Tabada: Felis politikos

FINALLY, I solved a mystery concerning this coterie of cats I run into every morning on my way to breakfast. Walking up the drive that leads to a cafeteria on campus, I see cats of all ages, colors, and sizes lined up along the driveway.

I have hailed one or two but receive no sign—not even an impassive blink from those glacial gem-like orbs—that I have been seen.

It is a strange thing. Cats and their humans have the oldest and most abiding form of bondage. For all that supercilious demeanor, a cat tolerates a human better than its fellow Felis catus.

Another cat is an ego as selfish as its own whereas a human does not just offer without being commanded slavish devotion but comes conveniently with a home, which a cat needs if it is to be distinct from its undomesticated cousins, the serval, the margay, and the other big cats.

Then when I was running late, I finally saw why the cats queued up like clockwork every morning.

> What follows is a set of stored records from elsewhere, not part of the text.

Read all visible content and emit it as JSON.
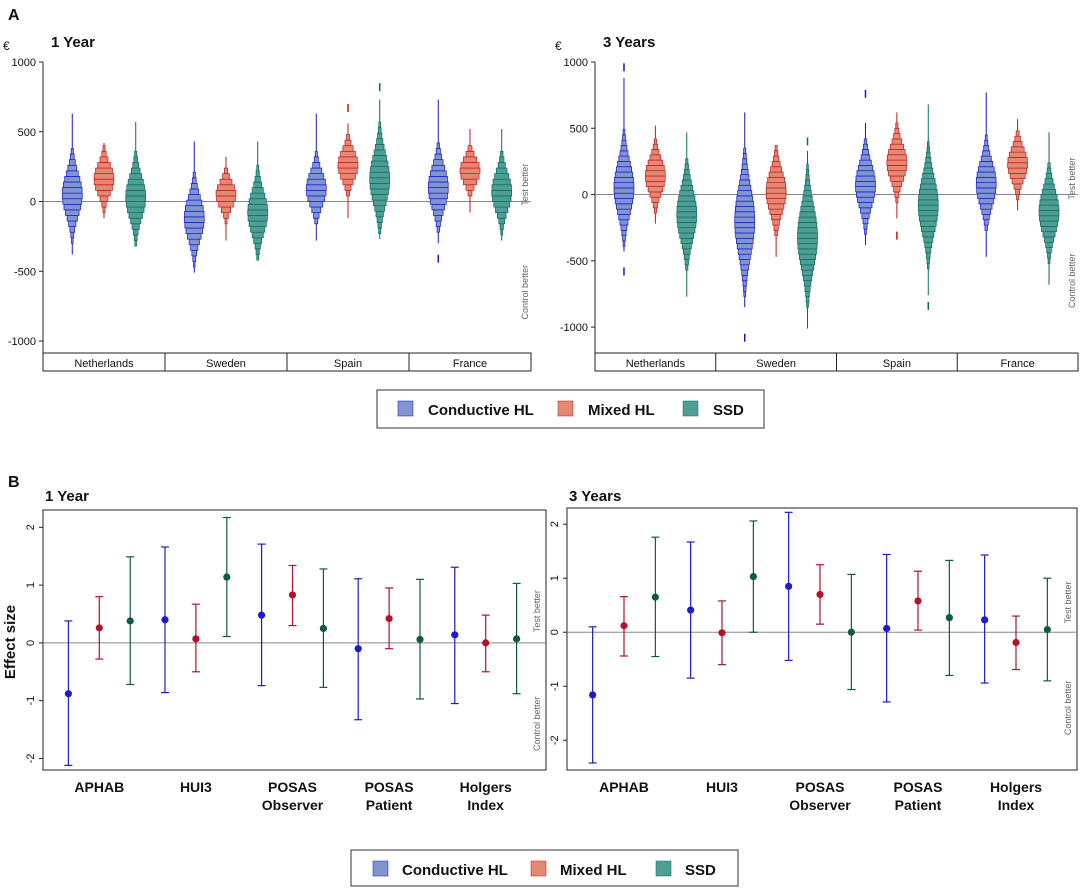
{
  "colors": {
    "conductive_fill": "#7f94d1",
    "conductive_line": "#1818c8",
    "mixed_fill": "#e58873",
    "mixed_line": "#c01818",
    "ssd_fill": "#4e9e95",
    "ssd_line": "#0c6a5c",
    "point_conductive": "#1c1ccc",
    "point_mixed": "#b01428",
    "point_ssd": "#0e5a46",
    "axis": "#222222",
    "zero_line": "#888888"
  },
  "panel_a": {
    "label": "A",
    "currency_symbol": "€",
    "side_labels": {
      "top": "Test better",
      "bottom": "Control better"
    },
    "legend": [
      "Conductive HL",
      "Mixed HL",
      "SSD"
    ]
  },
  "panel_b": {
    "label": "B",
    "ylabel": "Effect size",
    "side_labels": {
      "top": "Test better",
      "bottom": "Control better"
    },
    "legend": [
      "Conductive HL",
      "Mixed HL",
      "SSD"
    ]
  },
  "chart_data": [
    {
      "type": "histogram-violin",
      "title": "1 Year",
      "ylabel": "€",
      "ylim": [
        -1050,
        1000
      ],
      "yticks": [
        -1000,
        -500,
        0,
        500,
        1000
      ],
      "categories": [
        "Netherlands",
        "Sweden",
        "Spain",
        "France"
      ],
      "series": [
        {
          "name": "Conductive HL",
          "median": [
            50,
            -120,
            90,
            100
          ],
          "iqr": [
            [
              -50,
              150
            ],
            [
              -220,
              -20
            ],
            [
              10,
              170
            ],
            [
              0,
              200
            ]
          ],
          "range": [
            [
              -380,
              630
            ],
            [
              -510,
              430
            ],
            [
              -280,
              630
            ],
            [
              -300,
              730
            ]
          ],
          "outliers": [
            [],
            [],
            [],
            [
              -410
            ]
          ]
        },
        {
          "name": "Mixed HL",
          "median": [
            160,
            50,
            260,
            220
          ],
          "iqr": [
            [
              90,
              230
            ],
            [
              -10,
              110
            ],
            [
              190,
              330
            ],
            [
              160,
              280
            ]
          ],
          "range": [
            [
              -120,
              420
            ],
            [
              -280,
              320
            ],
            [
              -120,
              560
            ],
            [
              -80,
              520
            ]
          ],
          "outliers": [
            [],
            [],
            [
              670
            ],
            []
          ]
        },
        {
          "name": "SSD",
          "median": [
            30,
            -80,
            160,
            70
          ],
          "iqr": [
            [
              -70,
              130
            ],
            [
              -180,
              20
            ],
            [
              40,
              280
            ],
            [
              -20,
              160
            ]
          ],
          "range": [
            [
              -320,
              570
            ],
            [
              -420,
              430
            ],
            [
              -270,
              730
            ],
            [
              -280,
              520
            ]
          ],
          "outliers": [
            [],
            [],
            [
              820
            ],
            []
          ]
        }
      ]
    },
    {
      "type": "histogram-violin",
      "title": "3 Years",
      "ylabel": "€",
      "ylim": [
        -1150,
        1000
      ],
      "yticks": [
        -1000,
        -500,
        0,
        500,
        1000
      ],
      "categories": [
        "Netherlands",
        "Sweden",
        "Spain",
        "France"
      ],
      "series": [
        {
          "name": "Conductive HL",
          "median": [
            50,
            -200,
            70,
            80
          ],
          "iqr": [
            [
              -80,
              180
            ],
            [
              -380,
              -40
            ],
            [
              -40,
              180
            ],
            [
              -30,
              190
            ]
          ],
          "range": [
            [
              -430,
              880
            ],
            [
              -850,
              620
            ],
            [
              -380,
              540
            ],
            [
              -470,
              770
            ]
          ],
          "outliers": [
            [
              -580,
              960
            ],
            [
              -1080
            ],
            [
              760
            ],
            []
          ]
        },
        {
          "name": "Mixed HL",
          "median": [
            140,
            20,
            240,
            230
          ],
          "iqr": [
            [
              60,
              230
            ],
            [
              -90,
              120
            ],
            [
              150,
              330
            ],
            [
              150,
              310
            ]
          ],
          "range": [
            [
              -220,
              520
            ],
            [
              -470,
              370
            ],
            [
              -180,
              620
            ],
            [
              -120,
              570
            ]
          ],
          "outliers": [
            [],
            [],
            [
              -310
            ],
            []
          ]
        },
        {
          "name": "SSD",
          "median": [
            -150,
            -320,
            -80,
            -130
          ],
          "iqr": [
            [
              -280,
              -20
            ],
            [
              -480,
              -160
            ],
            [
              -220,
              60
            ],
            [
              -250,
              -20
            ]
          ],
          "range": [
            [
              -770,
              470
            ],
            [
              -1010,
              330
            ],
            [
              -760,
              680
            ],
            [
              -680,
              470
            ]
          ],
          "outliers": [
            [],
            [
              400
            ],
            [
              -840
            ],
            []
          ]
        }
      ]
    },
    {
      "type": "errorbar",
      "title": "1 Year",
      "ylabel": "Effect size",
      "ylim": [
        -2.2,
        2.3
      ],
      "yticks": [
        -2,
        -1,
        0,
        1,
        2
      ],
      "categories": [
        "APHAB",
        "HUI3",
        "POSAS\nObserver",
        "POSAS\nPatient",
        "Holgers\nIndex"
      ],
      "series": [
        {
          "name": "Conductive HL",
          "estimate": [
            -0.88,
            0.4,
            0.48,
            -0.1,
            0.14
          ],
          "lower": [
            -2.12,
            -0.86,
            -0.74,
            -1.33,
            -1.05
          ],
          "upper": [
            0.38,
            1.66,
            1.71,
            1.11,
            1.31
          ]
        },
        {
          "name": "Mixed HL",
          "estimate": [
            0.26,
            0.07,
            0.83,
            0.42,
            0.0
          ],
          "lower": [
            -0.28,
            -0.5,
            0.3,
            -0.1,
            -0.5
          ],
          "upper": [
            0.8,
            0.67,
            1.34,
            0.95,
            0.48
          ]
        },
        {
          "name": "SSD",
          "estimate": [
            0.38,
            1.14,
            0.25,
            0.06,
            0.07
          ],
          "lower": [
            -0.72,
            0.11,
            -0.77,
            -0.97,
            -0.88
          ],
          "upper": [
            1.49,
            2.17,
            1.28,
            1.1,
            1.03
          ]
        }
      ]
    },
    {
      "type": "errorbar",
      "title": "3 Years",
      "ylabel": "Effect size",
      "ylim": [
        -2.55,
        2.3
      ],
      "yticks": [
        -2,
        -1,
        0,
        1,
        2
      ],
      "categories": [
        "APHAB",
        "HUI3",
        "POSAS\nObserver",
        "POSAS\nPatient",
        "Holgers\nIndex"
      ],
      "series": [
        {
          "name": "Conductive HL",
          "estimate": [
            -1.16,
            0.41,
            0.85,
            0.07,
            0.23
          ],
          "lower": [
            -2.42,
            -0.85,
            -0.52,
            -1.29,
            -0.94
          ],
          "upper": [
            0.1,
            1.67,
            2.22,
            1.44,
            1.43
          ]
        },
        {
          "name": "Mixed HL",
          "estimate": [
            0.12,
            -0.01,
            0.7,
            0.58,
            -0.19
          ],
          "lower": [
            -0.44,
            -0.6,
            0.15,
            0.04,
            -0.69
          ],
          "upper": [
            0.66,
            0.58,
            1.25,
            1.13,
            0.3
          ]
        },
        {
          "name": "SSD",
          "estimate": [
            0.65,
            1.03,
            0.0,
            0.27,
            0.05
          ],
          "lower": [
            -0.45,
            0.0,
            -1.06,
            -0.8,
            -0.9
          ],
          "upper": [
            1.76,
            2.06,
            1.07,
            1.33,
            1.0
          ]
        }
      ]
    }
  ]
}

I can still see the long diaphanous lavender scarf the woman wound twice around her neck before she took out a blue ice cream container from a black purse and began ladling out for every cat, who broke free from their feline formation for its long awaited breakfast of porridge.

And, of course, each cat dined on its own for as the woman in lavender must have known all too well, a cat socializes with humans but never with the competition.

Around this sprawling campus are many evidences of this étatization by cats. Borrowing the French word for the “state,” anthropologist James Ferguson coined a neologism for the “knotting/coagulation of power” that ends in an unholy trinity among the state, the local elite, and the people as subjects of power.

After I walked in from the monsoon rains to a freezing classroom smelling mightily of cat, I realized ours is a university run by people for cats. To be sure, there is no tail swinging and twitching from the seats of influence but why should a cat seek the burdens of office when already seemingly all of academia dote on them?

There is the guard on duty who makes a detailed inspection of the identification card required from every student entering the college. My knees almost buckle down from anxiety that my professor will not accept the paper requiring 50 journal citations because I am detained while my fuzzy photo goes under the guard’s gaze and runs the gamut of epistemological analysis from positivism to anti-positivism.

A sleek black-and-white body insinuates in and out of my legs. I look down on the desecuritization cat, proof that even a creature who pees on books does not need a badly taken mug shot to enter the building and claim the affections of the powers that be.